I am writing my own GeMM subroutine for fun. I have managed to achieve a tiled version over the L1 cache with an AVX256 kernel. I am aware there are some loop invariants I could be be hoisting out of the below.
template<size_t N, size_t P, size_t M>
void intrinsic_multiply(double* A, double* B, void* C) {
alignas(32) double _A[PACK_SIZE * PACK_SIZE];
alignas(32) double _B[PACK_SIZE * PACK_SIZE];
double* _C = (double*)(C);
constexpr size_t N_rem = N%PACK_SIZE;
constexpr size_t M_rem = M%PACK_SIZE;
constexpr size_t P_rem = P%PACK_SIZE;
constexpr size_t N_spill = N-N_rem+(PACK_SIZE)*(size_t)(N_rem!=0);
constexpr size_t M_spill = M-M_rem+(PACK_SIZE)*(size_t)(M_rem!=0);
constexpr size_t P_spill = P-P_rem+(PACK_SIZE)*(size_t)(P_rem!=0);
for(size_t i = 0; i < N_spill; i += PACK_SIZE) {
for(size_t j = 0; j < M_spill; j += PACK_SIZE) {
for(size_t k = 0; k < P_spill; k += PACK_SIZE) {
pad_cols<N>(A + i + k * N, _A, ((size_t)(i+PACK_SIZE>N))*N_rem, ((size_t)(k+PACK_SIZE>P))*P_rem);
pad_cols<P>(B + k + j * P, _B, ((size_t)(k+PACK_SIZE>P))*P_rem, ((size_t)(j+PACK_SIZE>M))*M_rem);
macro_kernal_intrinsic<N_spill>(_A, _B, _C + i + (j * N_spill));
}
}
}
}
I am having difficulty implementing multilevel cache tiling as the caches are not multiples of each other. An estimate of the stride sizes for each cache is calculated as follows with the CACHE_SIZE
s given in bytes.
static constexpr size_t L3_CACHESIZE = 6291456;
static size_t L3_STRIDE_SIZE = (size_t)floor((sqrt(L3_CACHESIZE/sizeof(double))));
static constexpr size_t L2_CACHESIZE = 262144;
static size_t L2_STRIDE_SIZE = (size_t)floor((sqrt(L2_CACHESIZE/sizeof(double))));
static constexpr size_t L1_CACHESIZE = 32768;
static size_t L1_STRIDE_SIZE = (size_t)floor((sqrt(L1_CACHESIZE/sizeof(double))));
static constexpr size_t PACK_SIZE = 64;
This gives the L1 stride size as 64 and a L2 stride size of 181. Clearly these are not multiples of each other. I have two options -
- Only fit 4 L1 blocks into each L2 iteration, 0 to 63 to 127. This seems like I'm under utilizing my L2 cache.
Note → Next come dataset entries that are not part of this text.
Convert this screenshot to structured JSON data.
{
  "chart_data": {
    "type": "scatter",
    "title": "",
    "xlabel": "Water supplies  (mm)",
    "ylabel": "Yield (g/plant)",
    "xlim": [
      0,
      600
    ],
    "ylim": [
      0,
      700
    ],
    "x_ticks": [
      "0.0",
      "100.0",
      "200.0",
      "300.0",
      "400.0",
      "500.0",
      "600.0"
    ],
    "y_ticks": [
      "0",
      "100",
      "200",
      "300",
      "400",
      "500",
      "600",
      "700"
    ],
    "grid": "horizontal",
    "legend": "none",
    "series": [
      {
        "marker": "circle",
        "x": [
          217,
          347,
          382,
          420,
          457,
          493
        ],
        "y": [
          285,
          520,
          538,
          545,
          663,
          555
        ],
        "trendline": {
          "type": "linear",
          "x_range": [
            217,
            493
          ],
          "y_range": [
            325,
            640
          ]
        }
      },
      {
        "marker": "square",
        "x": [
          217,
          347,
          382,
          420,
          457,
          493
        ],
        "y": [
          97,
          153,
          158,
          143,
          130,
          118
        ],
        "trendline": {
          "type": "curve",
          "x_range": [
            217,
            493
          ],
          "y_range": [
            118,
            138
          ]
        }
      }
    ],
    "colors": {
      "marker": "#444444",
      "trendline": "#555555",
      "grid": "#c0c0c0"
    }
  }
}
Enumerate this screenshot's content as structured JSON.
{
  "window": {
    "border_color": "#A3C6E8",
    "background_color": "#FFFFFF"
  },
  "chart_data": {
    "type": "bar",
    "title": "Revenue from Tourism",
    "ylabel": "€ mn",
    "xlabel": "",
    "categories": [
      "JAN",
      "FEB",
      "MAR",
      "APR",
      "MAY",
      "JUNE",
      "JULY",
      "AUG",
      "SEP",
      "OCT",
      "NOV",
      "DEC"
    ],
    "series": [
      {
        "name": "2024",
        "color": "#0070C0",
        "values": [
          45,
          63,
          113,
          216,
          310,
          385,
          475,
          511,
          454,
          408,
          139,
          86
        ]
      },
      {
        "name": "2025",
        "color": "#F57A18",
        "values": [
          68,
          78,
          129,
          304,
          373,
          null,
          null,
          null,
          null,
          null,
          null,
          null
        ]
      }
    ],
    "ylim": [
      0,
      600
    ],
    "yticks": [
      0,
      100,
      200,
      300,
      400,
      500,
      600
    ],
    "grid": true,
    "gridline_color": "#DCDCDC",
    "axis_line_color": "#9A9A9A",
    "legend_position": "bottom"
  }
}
- Use the whole L2 cache and pad the (64*3-180) elements with 0 on the last iteration. This would introduce a lot of redundant operations but only reduce the L2 stride size by 1.
- Prefetch a fractional block for the next iteration.
- There is a canonical method of I am unaware of.
Whats the best way to deal with block sizes which are not multiples of each other in practice?
Edit - In response to MSalters:
I have run
nm -AP -t d --demangle ./src/example-GeMM | grep "intrinsic"
which gives
./src/example-GeMM: void intrinsic_multiply<2048ul, 3136ul, 2240ul>(double*, double*, void*) W 17081 434
./src/example-GeMM: void macro_kernal_intrinsic<2048ul>(double*, double*, double*) W 20409 234
./src/example-GeMM: void micro_kernal_intrinsic<2048ul>(double*, double*, double*) W 21343 454
meaning the relevant code sections occupy (234+454+434)/262144 < 1% of the L2 cache, hence I am still motivated to utilize a greater segment of my L2 cache for data.